You may be wondering where to go for your next vacation. Perhaps you have already been to Hawaii, London, or Paris. Now it’s time to try an authentic Italian vacation – even if you have already been to Rome and disliked the crowds and the “touristy” feel.
Tuscany is the region of central Italy that borders the Mediterranean Sea, with its beautiful islands such as the Isola d’Elba, Isola del Giglio, Isola di Capraia, Isola di Montecristo and Isola di Pianosa. The capital is Florence. The region boasts some of the best scenery, vineyards, art and historical architecture.
350 out of 1000 of Europe’s most influential artists of the 2nd millennium lived in Florence. Tuscany has served as a backdrop by many famous artists who have achieved spectacular art pieces using the landscape during the Italian renaissance.
Of the 851 UNESCO-protected sites worldwide, you can visit 6 of them in Tuscany. These include the historical centers of Florence, Siena, San Gimignano and Pienza. They also include the Val d’Orcia and the square of the Cathedral of Pisa, where the famous leaning tower resides.
To make your planning easier, here is a suggested itinerary to experience the best of Tuscany in 7 days:
Day 1 – Arrival Day
Most international flights will arrive in Rome.
You can choose a connecting flight to Florence, take a scenic train ride, or drive (approximately 3 hours by car).
We recommend making San Gimignano your home base for your Tuscan adventure.
Day 2 – San Gimignano
Experience the “Medieval Manhattan,” a walled town with fourteen towers, seen from several miles around. Through wars and disasters, San Gimignano has been able to keep its beautiful fourteen towers, true works of art such as the Chigi Tower, where you can enjoy a breathtaking view of the surrounding landscape.
Day 3 –Siena & Monteriggioni
Visit Siena to enjoy the city of “Palio di Siena” with its famous Piazza del Campo. The Palio di Siena is where a horse race is held twice each year, on 2 July and 16 August. Ten horses and riders, bareback and dressed in the appropriate colors, represent ten of the seventeen city wards. Complete your visit to The Duomo, the cathedral that represents great Italian Romanesque culture.
In the afternoon, visit the nearby village of Monteriggioni, a walled town known for its medieval fortifications and watchtowers. The castle walls offer views of the surrounding Chianti region. The old town is accessed via the Porta Franca gate. Nearby is the Monteriggioni in Arme Museum, with replicas of ancient weapons and the 13th-century Church of Santa Maria. To the east, Chianti Sculpture Park displays contemporary artworks.
Day 4 – Pisa & Lucca
Head over to Pisa to explore the town, and of course, visit and climb the Leaning Tower (not for the faint-hearted). Already tilting when it was completed in 1372, the white marble cylinder is the bell tower of the Romanesque, striped-marble cathedral that rises next to it in the Piazza dei Miracoli. The Baptistry is also in the piazza, whose renowned acoustics are demonstrated by amateur singers daily, and the Caposanto Monumentale cemetery.

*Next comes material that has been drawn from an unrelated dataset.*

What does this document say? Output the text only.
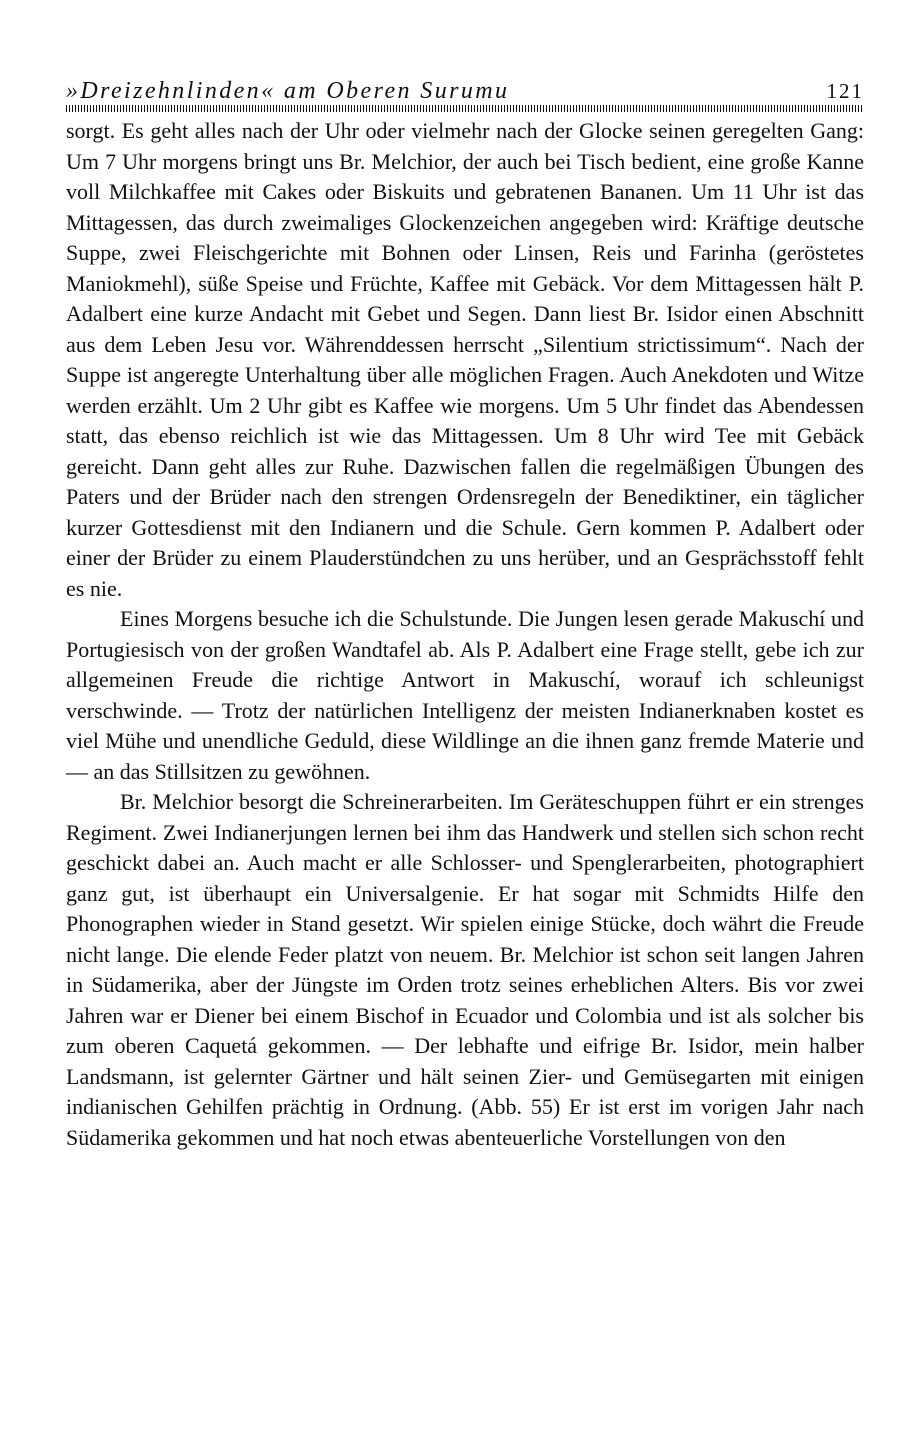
»Dreizehnlinden« am Oberen Surumu	121

sorgt. Es geht alles nach der Uhr oder vielmehr nach der Glocke seinen geregelten Gang: Um 7 Uhr morgens bringt uns Br. Melchior, der auch bei Tisch bedient, eine große Kanne voll Milchkaffee mit Cakes oder Biskuits und gebratenen Bananen. Um 11 Uhr ist das Mittagessen, das durch zweimaliges Glockenzeichen angegeben wird: Kräftige deutsche Suppe, zwei Fleischgerichte mit Bohnen oder Linsen, Reis und Farinha (geröstetes Maniokmehl), süße Speise und Früchte, Kaffee mit Gebäck. Vor dem Mittagessen hält P. Adalbert eine kurze Andacht mit Gebet und Segen. Dann liest Br. Isidor einen Abschnitt aus dem Leben Jesu vor. Währenddessen herrscht „Silentium strictissimum“. Nach der Suppe ist angeregte Unterhaltung über alle möglichen Fragen. Auch Anekdoten und Witze werden erzählt. Um 2 Uhr gibt es Kaffee wie morgens. Um 5 Uhr findet das Abendessen statt, das ebenso reichlich ist wie das Mittagessen. Um 8 Uhr wird Tee mit Gebäck gereicht. Dann geht alles zur Ruhe. Dazwischen fallen die regelmäßigen Übungen des Paters und der Brüder nach den strengen Ordensregeln der Benediktiner, ein täglicher kurzer Gottesdienst mit den Indianern und die Schule. Gern kommen P. Adalbert oder einer der Brüder zu einem Plauderstündchen zu uns herüber, und an Gesprächsstoff fehlt es nie.

Eines Morgens besuche ich die Schulstunde. Die Jungen lesen gerade Makuschí und Portugiesisch von der großen Wandtafel ab. Als P. Adalbert eine Frage stellt, gebe ich zur allgemeinen Freude die richtige Antwort in Makuschí, worauf ich schleunigst verschwinde. — Trotz der natürlichen Intelligenz der meisten Indianerknaben kostet es viel Mühe und unendliche Geduld, diese Wildlinge an die ihnen ganz fremde Materie und — an das Stillsitzen zu gewöhnen.

Br. Melchior besorgt die Schreinerarbeiten. Im Geräteschuppen führt er ein strenges Regiment. Zwei Indianerjungen lernen bei ihm das Handwerk und stellen sich schon recht geschickt dabei an. Auch macht er alle Schlosser- und Spenglerarbeiten, photographiert ganz gut, ist überhaupt ein Universalgenie. Er hat sogar mit Schmidts Hilfe den Phonographen wieder in Stand gesetzt. Wir spielen einige Stücke, doch währt die Freude nicht lange. Die elende Feder platzt von neuem. Br. Melchior ist schon seit langen Jahren in Südamerika, aber der Jüngste im Orden trotz seines erheblichen Alters. Bis vor zwei Jahren war er Diener bei einem Bischof in Ecuador und Colombia und ist als solcher bis zum oberen Caquetá gekommen. — Der lebhafte und eifrige Br. Isidor, mein halber Landsmann, ist gelernter Gärtner und hält seinen Zier- und Gemüsegarten mit einigen indianischen Gehilfen prächtig in Ordnung. (Abb. 55) Er ist erst im vorigen Jahr nach Südamerika gekommen und hat noch etwas abenteuerliche Vorstellungen von den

In the afternoon, stop by Lucca on the Serchio river. It’s known for well-preserved Renaissance walls encircling its historic city center and its cobblestone streets. Broad, tree-lined pathways along the tops of this massive 16th- and 17th-century ramparts are popular for strolling and cycling. Casa di Puccini, where the great opera composer was born, is now a house museum.
Day 5 – The Chianti Hills
The next stop is a visit to the Chianti area to visit the typical villages as Castellina in Chianti, Greve in Chianti and Radda in Chianti. It’s worth the drive to simply sit among the vineyards of Chianti and experience delicious food, as well as a good place for wine tasting, visiting the castle’s gardens and museums, and having a great dinner.
Day 6 – Florence
In Florence, you must visit Santa Maria del Flore, which is a cathedral with beautiful architecture. The Ponte Vecchio is an amazing medieval bridge with several shops built along its edge. Another reason to visit is that this was where Leonardo da Vinci was born and spent his youth working in the studio of a well-known Florentine painter. Most known for the Mona Lisa and The Last Supper, it is said that his landscapes and artistic style came from growing up in this region. You will be able to visit the hamlet near the hill town of Vinci where Leonardo da Vinci was born.
Day 7 – Departure Day
Check out and departure.
This is but a mere sampling of the hundreds of reasons to visit Tuscany. Whatever your interests are, make sure this is on your bucket list.